Oracle guncang pasar: saham anjlok 25% usai manuver AI berisiko tinggi.
Oracle Corporation kembali menjadi pusat perhatian Wall Street setelah sahamnya ambruk 25% dalam sebulan terakhir, kejatuhan paling tajam di antara para hyperscaler. Penyebabnya: strategi baru Oracle yang dinilai terlalu agresif dalam mengejar peluang kecerdasan buatan (AI).
Perusahaan yang selama puluhan tahun dikenal sebagai raksasa software enterprise itu kini melakukan pivot terbesar dalam sejarahnya beralih dari bisnis tradisional ke investasi masif di infrastruktur AI.
Oracle Siapkan Ratusan Miliar Dollar
Laporan Financial Times mengungkap bahwa Oracle berniat menggelontorkan ratusan miliar dolar dalam beberapa tahun ke depan untuk:
- Membeli chip AI berperforma tinggi.
- Membangun data center berskala hyperscale.
- Memperluas kapasitas komputasi khusus untuk OpenAI, kreator ChatGPT.
Komitmen modal ekstrem ini didanai dengan utang besar, sebuah keputusan yang memicu kecemasan investor, terutama ketika pasar tengah sensitif terhadap pengeluaran besar-besaran di sektor data center.

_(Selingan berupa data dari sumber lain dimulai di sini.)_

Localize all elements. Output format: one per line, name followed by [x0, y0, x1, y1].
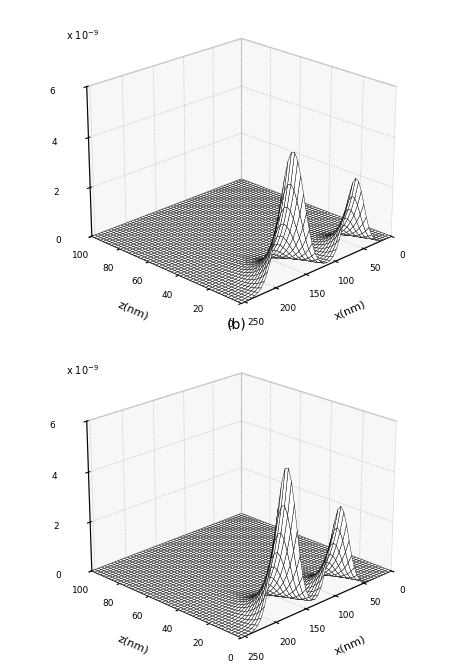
Title: (b): (b): [227, 318, 247, 332]
Text: x 10$^{-9}$: x 10$^{-9}$: [66, 363, 99, 377]
Y-axis label: z(nm): z(nm): [116, 634, 150, 656]
Text: x 10$^{-9}$: x 10$^{-9}$: [66, 28, 99, 42]
X-axis label: x(nm): x(nm): [333, 634, 367, 656]
X-axis label: x(nm): x(nm): [333, 299, 367, 322]
Y-axis label: z(nm): z(nm): [116, 299, 150, 321]
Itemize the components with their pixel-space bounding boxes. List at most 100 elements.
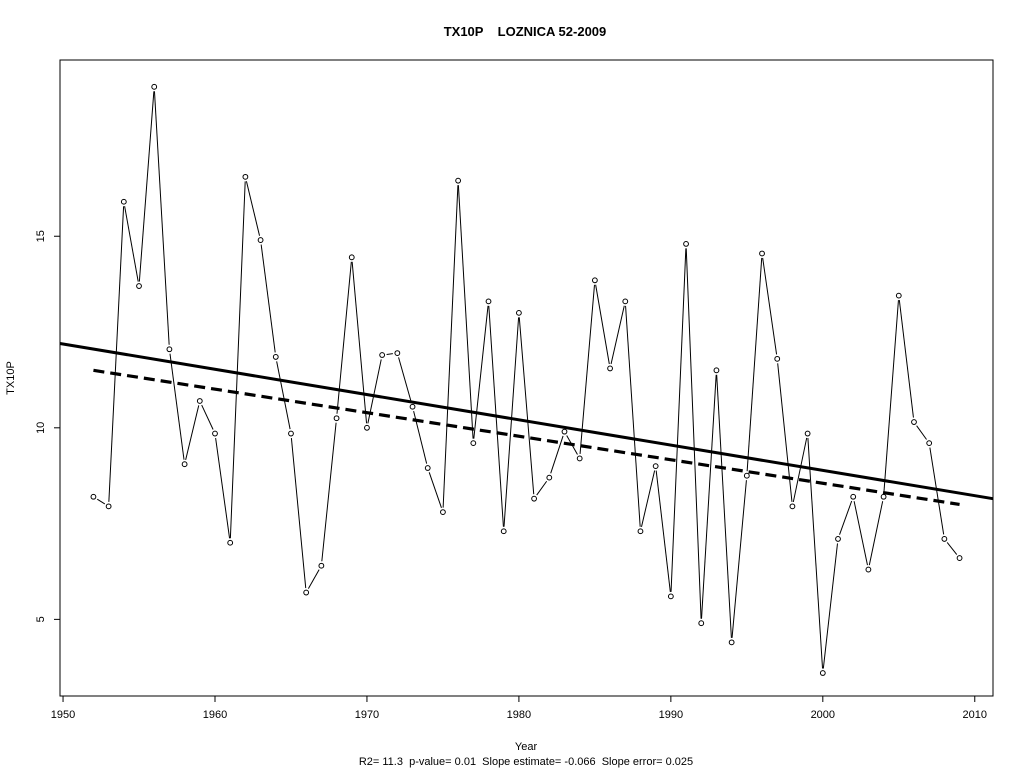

Ketergantungan pada OpenAI
Kemitraan strategis Oracle dengan OpenAI sejatinya menjadi katalis kenaikan saham pada September lalu. Namun kini, ketergantungan tersebut justru menambah risiko:
- Oracle harus memastikan kapasitas komputasi yang cukup cepat tersedia.
- Ketergantungan pada satu mitra besar dapat menambah tekanan finansial.
- Biaya ekspansi meningkat jauh lebih cepat daripada pertumbuhan pendapatan.
Investor khawatir bahwa Oracle terlalu bergantung pada gelombang AI tanpa portofolio mitigasi risiko yang jelas.
Valuasi Oracle Tergerus US$250 Miliar
Penurunan 25% dalam sebulan membuat Oracle merosot lebih dalam dibanding hyperscaler lain bahkan dua kali lebih buruk daripada Meta, yang berada di posisi kedua terburuk. Akibat koreksi ini, Oracle kehilangan lebih dari US$250 miliar kapitalisasi pasar yang sebelumnya terkumpul setelah pengumuman kesepakatan dengan OpenAI.
Pasar Tidak Lagi Toleran pada Pengeluaran Besar
Investor sedang mengawasi ketat strategi belanja hyperscaler seperti Google, Microsoft, dan Amazon, terutama karena:
- Biaya pembangunan data center meningkat.
- Kebutuhan listrik dan pendinginan melonjak.
- Rantai pasokan chip AI masih terbatas.
- Risiko overspending semakin besar di tengah ketidakpastian permintaan jangka panjang.
Dalam konteks ini, strategi Oracle tampak lebih ekstrem dibanding para kompetitornya.
Terlambat Masuk Cloud
Analis juga menilai kecemasan investor sebagai konsekuensi dari catatan historis Oracle yang terlambat mengadopsi cloud computing. Kini, Oracle tampak mencoba “melompat” langsung ke fase berikutnya AI tanpa fondasi hyperscale sekuat rival-rivalnya.
Hal ini membuat pasar mempertanyakan apakah Oracle benar-benar siap memainkan peran besar di era AI.
Apakah Taruhan AI Oracle Akan Menghasilkan Hasil Besar?
Meski investor panik, Oracle tetap optimis. Mereka menegaskan bahwa:
- Permintaan AI tumbuh eksponensial, jauh di atas kapasitas supply komputasi global.
- Perusahaan ingin menjadi tulang punggung infrastruktur AI enterprise.
- Kemitraan dengan OpenAI akan mendongkrak pertumbuhan jangka panjang.
Peluang Oracle:
- Permintaan komputasi AI global akan terus melampaui supply.
- OpenAI terus memimpin pasar model generatif.
- Integrasi database + cloud + AI memberi Oracle keunggulan unik.
Risikonya:
- Beban utang yang membengkak.
- Ketidakpastian permintaan jangka panjang dari hyperscaler.
- Potensi “overbuild” data center.
- Volatilitas pasar yang semakin sensitif terhadap proyek AI berskala raksasa.
Dengan strategi sebesar ini, Oracle kini berada di zona high risk high reward. Taruhan terbesar dalam sejarah perusahaan ini bisa menjadi katalis kejayaan baru atau justru jebakan likuiditas yang mahal.
Oracle telah memilih jalur yang sangat berbahaya. Kini pasar menunggu: apakah ini langkah visioner atau langkah gegabah?